The word electricity often evokes the danger that can be associated with plugs or electrical equipment. Protecting oneself against this risk is easier the more one knows about processes and laws over the wide spectrum that electricity covers. Such knowledge is essential in view of the wide variety of technical applications for electricity that we nowadays take for granted. Imagine if the power stations were to shut down for a whole day. Electric trains, electric or even oil-fired central heating, refrigerators, lifts, traffic lights and electric lighting would all fail. Hospitals, telephone exchanges and water-supply pumping stations all have to have back-up power supplies for this event. 

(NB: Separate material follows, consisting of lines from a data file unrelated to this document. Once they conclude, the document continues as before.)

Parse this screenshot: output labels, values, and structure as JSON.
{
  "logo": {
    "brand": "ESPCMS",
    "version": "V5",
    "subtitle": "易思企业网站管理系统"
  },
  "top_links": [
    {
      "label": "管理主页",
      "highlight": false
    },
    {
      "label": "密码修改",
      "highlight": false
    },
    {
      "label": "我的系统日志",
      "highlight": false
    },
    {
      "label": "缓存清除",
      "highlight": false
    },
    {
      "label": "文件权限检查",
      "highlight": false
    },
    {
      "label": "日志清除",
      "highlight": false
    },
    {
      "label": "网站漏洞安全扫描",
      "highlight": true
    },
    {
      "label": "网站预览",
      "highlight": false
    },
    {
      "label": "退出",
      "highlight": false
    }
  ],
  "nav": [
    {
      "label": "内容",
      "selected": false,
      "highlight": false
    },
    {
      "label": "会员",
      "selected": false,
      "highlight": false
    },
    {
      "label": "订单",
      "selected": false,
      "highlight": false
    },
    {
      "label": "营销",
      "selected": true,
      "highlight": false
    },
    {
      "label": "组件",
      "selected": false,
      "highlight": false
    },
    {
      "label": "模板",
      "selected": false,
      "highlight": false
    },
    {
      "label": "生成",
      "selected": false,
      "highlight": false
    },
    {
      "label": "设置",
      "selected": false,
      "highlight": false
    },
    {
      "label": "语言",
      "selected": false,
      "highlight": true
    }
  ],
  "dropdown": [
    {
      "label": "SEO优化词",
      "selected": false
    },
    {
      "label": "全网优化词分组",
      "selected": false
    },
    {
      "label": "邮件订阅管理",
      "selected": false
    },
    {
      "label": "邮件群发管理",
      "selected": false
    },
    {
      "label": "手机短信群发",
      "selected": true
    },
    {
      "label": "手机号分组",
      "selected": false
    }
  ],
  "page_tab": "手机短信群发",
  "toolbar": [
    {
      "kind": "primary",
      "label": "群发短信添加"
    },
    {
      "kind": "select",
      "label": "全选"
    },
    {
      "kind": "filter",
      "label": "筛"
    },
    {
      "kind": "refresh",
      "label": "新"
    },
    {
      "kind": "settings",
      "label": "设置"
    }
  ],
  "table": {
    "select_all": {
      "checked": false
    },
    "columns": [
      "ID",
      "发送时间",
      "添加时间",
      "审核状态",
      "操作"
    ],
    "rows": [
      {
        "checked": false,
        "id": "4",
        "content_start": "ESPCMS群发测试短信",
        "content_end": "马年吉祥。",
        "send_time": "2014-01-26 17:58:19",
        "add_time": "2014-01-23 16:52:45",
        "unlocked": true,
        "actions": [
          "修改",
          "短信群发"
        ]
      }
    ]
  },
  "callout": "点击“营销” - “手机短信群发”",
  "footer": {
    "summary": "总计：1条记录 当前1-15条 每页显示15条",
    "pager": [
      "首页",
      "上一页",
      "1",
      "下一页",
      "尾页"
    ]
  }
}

For more than a hundred years, applications of electricity for lighting, heating and power have increasingly influenced human life. This ever-increasing importance is being furthered even more in view of the electrical energy needed nowadays for communications and information technology.

Example - electric locomotives:

The example of electric locomotives (pictured right) reveals the vital importance of electricity in our day and age. Not only the propulsion of the locomotive but also the lighting and heating of the train, the brakes and safety equipment and even the cooking in the buffet kitchen are all accomplished using electricity. For trains to run safely on an extensive and complex railway network, a mass of electrical remote control, signalling and radio communications equipment is needed and electricity is also used to operate points and lighting systems etc. 

Generation and transmission of electrical energy:

Most of the electrical energy consumed nowadays comes from generators in power stations. Various primary energy supplies are used as fuel (e.g. coal or gas). Electricity can also be produced from chemical energy in batteries and accumulators. The relatively new technology of photo-voltaics utilises the photo-electric effect by means of solar cells (pictured right) that generate power by converting sunlight into electrical energy. 

Electrical energy is mostly conveyed as a result of the movement of electrons in solid bodies. To achieve such transmission of energy, cables are manufactured from materials with low specific resisitivity (usually metals). The unavoidable losses that occur in the transmission of electricity can be reduced by employing very high voltages. High-tension electric cables, for example, are operated at voltages in a range between 10 and 380 kV. Since electrical energy is commonly generated in power stations and must be conveyed to loads large distances away, the actual transmission of the electricity has a major influence on the effectiveness of the entire power supply network.